Hals, in that very scarce book, his ‘History of Cornwall,’ reprinted, with some omissions, a few years since, by the late Davies Gilbert, P.R.S., mentions the hospitality existing in that county in the beginning of the eighteenth century, referring particularly to the establishment of John Carminow, who kept open house for all comers and goers, drinkers, minstrels, dancers, and what not, during the Christmas time; his usual allowance of provisions for that season being twelve fat bullocks, twenty Cornish bushels of wheat (about sixty of usual measure), thirty-six sheep, with hogs, lambs, and fowls, of all sorts, and drink made of wheat and oat malt proportionable; barley-malt being then little known in those parts. Genuine hospitality was indeed to be met with in most of the provinces; but still the general effect was a falling off in the observance of Christmas.
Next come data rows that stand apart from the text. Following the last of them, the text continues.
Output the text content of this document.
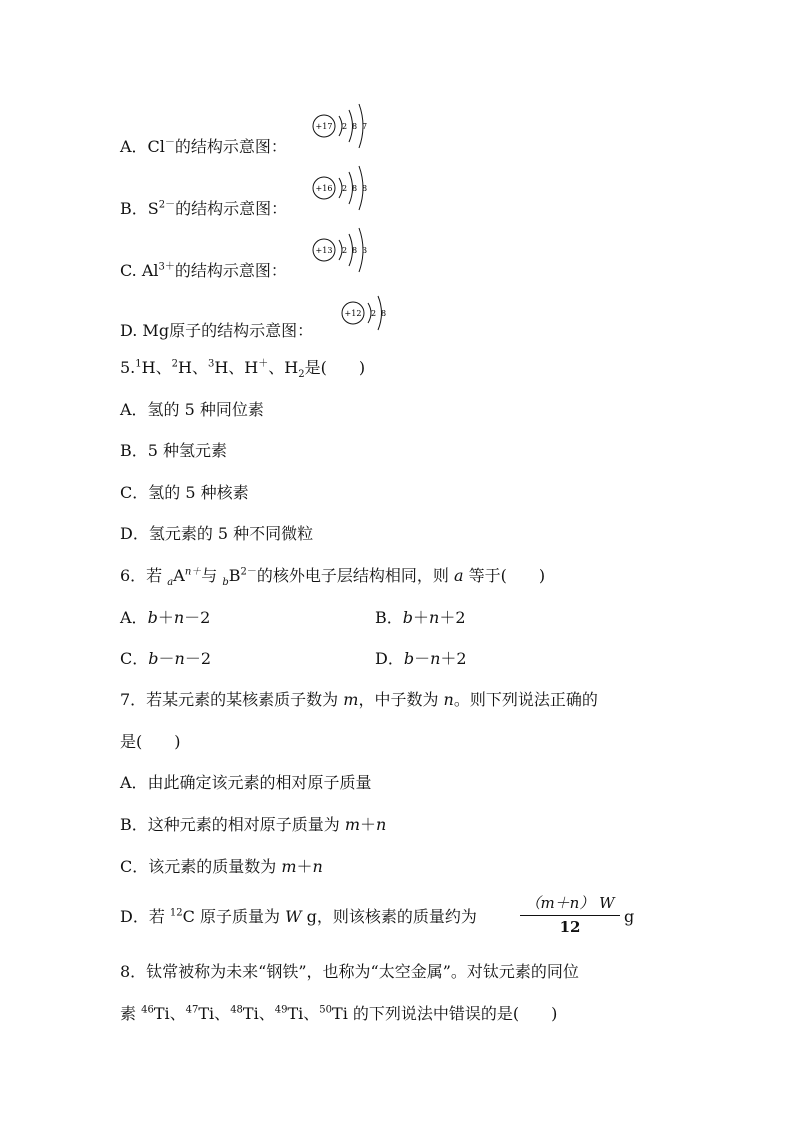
A．Cl－的结构示意图：
+17 2 8 7
B．$S^{2-}$的结构示意图：
+16 2 8 8
C. $Al^{3+}$的结构示意图：
+13 2 8 3
D. Mg原子的结构示意图：
+12 2 8
5.$^1$H、$^2$H、$^3$H、H＋、$H_2$是(　　)
A．氢的 5 种同位素
B．5 种氢元素
C．氢的 5 种核素
D．氢元素的 5 种不同微粒
6．若 $_aA^{n+}$与 $_bB^{2-}$的核外电子层结构相同，则 a 等于(　　)
A．b＋n－2	B．b＋n＋2
C．b－n－2	D．b－n＋2
7．若某元素的某核素质子数为 m，中子数为 n。则下列说法正确的
是(　　)
A．由此确定该元素的相对原子质量
B．这种元素的相对原子质量为 m＋n
C．该元素的质量数为 m＋n
D．若 $^{12}$C 原子质量为 W g，则该核素的质量约为
（m＋n） W
12
g
8．钛常被称为未来“钢铁”，也称为“太空金属”。对钛元素的同位
素 $^{46}$Ti、$^{47}$Ti、$^{48}$Ti、$^{49}$Ti、$^{50}$Ti 的下列说法中错误的是(　　)
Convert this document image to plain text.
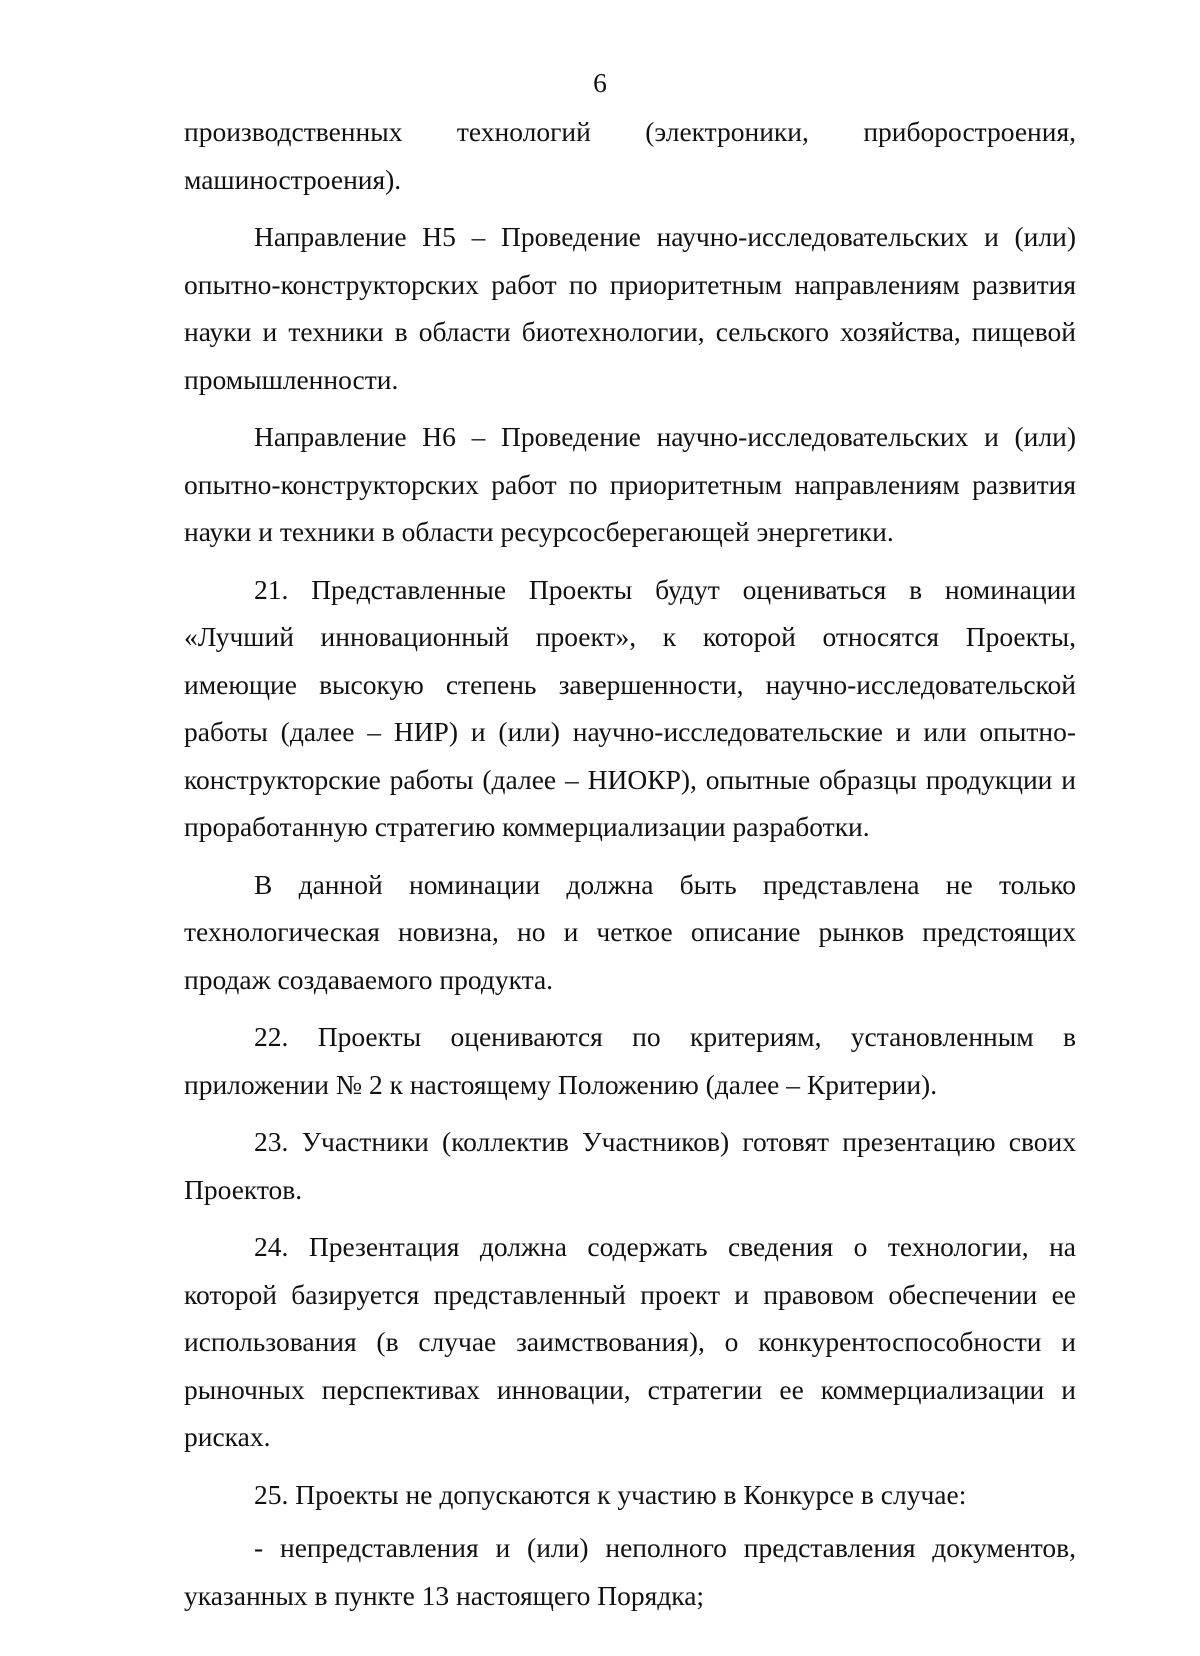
6

производственных технологий (электроники, приборостроения, машиностроения).

Направление Н5 – Проведение научно-исследовательских и (или) опытно-конструкторских работ по приоритетным направлениям развития науки и техники в области биотехнологии, сельского хозяйства, пищевой промышленности.

Направление Н6 – Проведение научно-исследовательских и (или) опытно-конструкторских работ по приоритетным направлениям развития науки и техники в области ресурсосберегающей энергетики.

21. Представленные Проекты будут оцениваться в номинации «Лучший инновационный проект», к которой относятся Проекты, имеющие высокую степень завершенности, научно-исследовательской работы (далее – НИР) и (или) научно-исследовательские и или опытно-конструкторские работы (далее – НИОКР), опытные образцы продукции и проработанную стратегию коммерциализации разработки.

В данной номинации должна быть представлена не только технологическая новизна, но и четкое описание рынков предстоящих продаж создаваемого продукта.

22. Проекты оцениваются по критериям, установленным в приложении № 2 к настоящему Положению (далее – Критерии).

23. Участники (коллектив Участников) готовят презентацию своих Проектов.

24. Презентация должна содержать сведения о технологии, на которой базируется представленный проект и правовом обеспечении ее использования (в случае заимствования), о конкурентоспособности и рыночных перспективах инновации, стратегии ее коммерциализации и рисках.

25. Проекты не допускаются к участию в Конкурсе в случае:

- непредставления и (или) неполного представления документов, указанных в пункте 13 настоящего Порядка;
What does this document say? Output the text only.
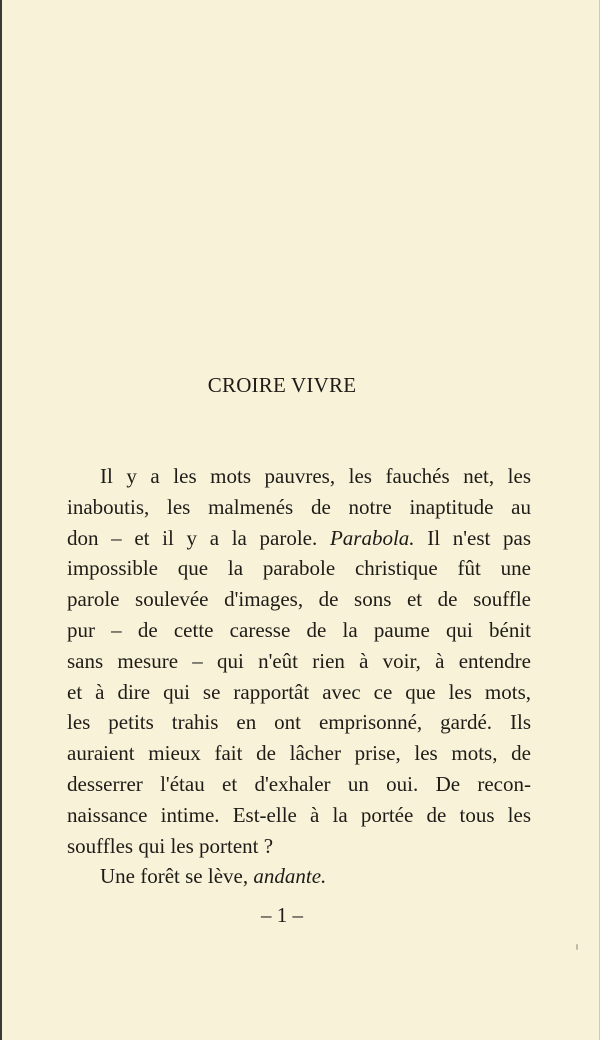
CROIRE VIVRE
Il y a les mots pauvres, les fauchés net, les
inaboutis, les malmenés de notre inaptitude au
don – et il y a la parole. Parabola. Il n'est pas
impossible que la parabole christique fût une
parole soulevée d'images, de sons et de souffle
pur – de cette caresse de la paume qui bénit
sans mesure – qui n'eût rien à voir, à entendre
et à dire qui se rapportât avec ce que les mots,
les petits trahis en ont emprisonné, gardé. Ils
auraient mieux fait de lâcher prise, les mots, de
desserrer l'étau et d'exhaler un oui. De recon-
naissance intime. Est-elle à la portée de tous les
souffles qui les portent ?
Une forêt se lève, andante.
– 1 –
Garrick, in returning thanks to his friend Bunbury (the caricaturist) for some Norfolk game, at Christmas, says,—
“Few presents now to friends are sent,
Few hours in merry-making spent;
Old-fashioned folks there are indeed,
Whose hogs and pigs at Christmas bleed;
Whose honest hearts no modes refine,
They send their puddings and their chine.”
Even down to the present time—although the spirit has sadly abated, and been modified, and is still abating under the influence of the genius of the age, which requires work and not play—the festivities are yet kept up in many parts in a genial feeling of kindness and hospitality, not only in the dwellings of the humbler classes, who encroach upon their hard-gained earnings for the exigencies of the season, and of those of higher grade, where the luxuries mingle with the comforts of life; but also in the mansions of the opulent, and in the baronial hall, where still remain the better privileges of feudal state; and especially in the palace of our sovereign, who wisely considers the state of royalty not incompatible with the blessings of domestic enjoyment, and has shown how the dignity of a reigning queen is perfectly consistent with the exemplary performance of the duties of a wife and mother.
And surely a cheerful observance of this festival is quite allowable with the requirements for mental exertion of the present times; and hospitality and innocent revelry may be used as safety valves for our high pressure educational power,—
“Kind hearts can make December blithe as May,
And in each morrow find a New Year’s Day.”
In some parts the wassail-bowl may yet be found, though most commonly in the guise of toast and ale, without the roasted apples.
In juvenile parties, snap-dragon, throwing its mysterious and witch-like hue over the faces of the bystanders, is sometimes yet permitted. Not Poins’s, who swallowed down candle-ends for flap-dragons; but the veritable Malaga fruit, carolling away in the frolicsome spirit, burning the fingers but rejoicing the palate of the adventurous youth, and half frightened little maiden reveller. The custom is old, but not quite so old as stated in the curious play of ‘Lingua;’ by the performance of one character, wherein—Tactus—Oliver Cromwell is said to have had his first dream of ambition.
“Memory. O, I remember this dish well; it was first invented by Pluto, to entertain Proserpina withal.
Phantastes. I think not so, Memory; for when Hercules had kill’d the flaming dragon of Hesperia, with the apples of that orchard he made this fiery meat; in memory whereof he named it snapdragon.“
There is still a species of flapdragon in the west, among the peasantry, by means of a cup of ale or cyder with a lighted candle standing in it: the difficulty being for a man to drink the liquor, without having his face singed, while his companions are singing some doggrel verses about Tom Toddy.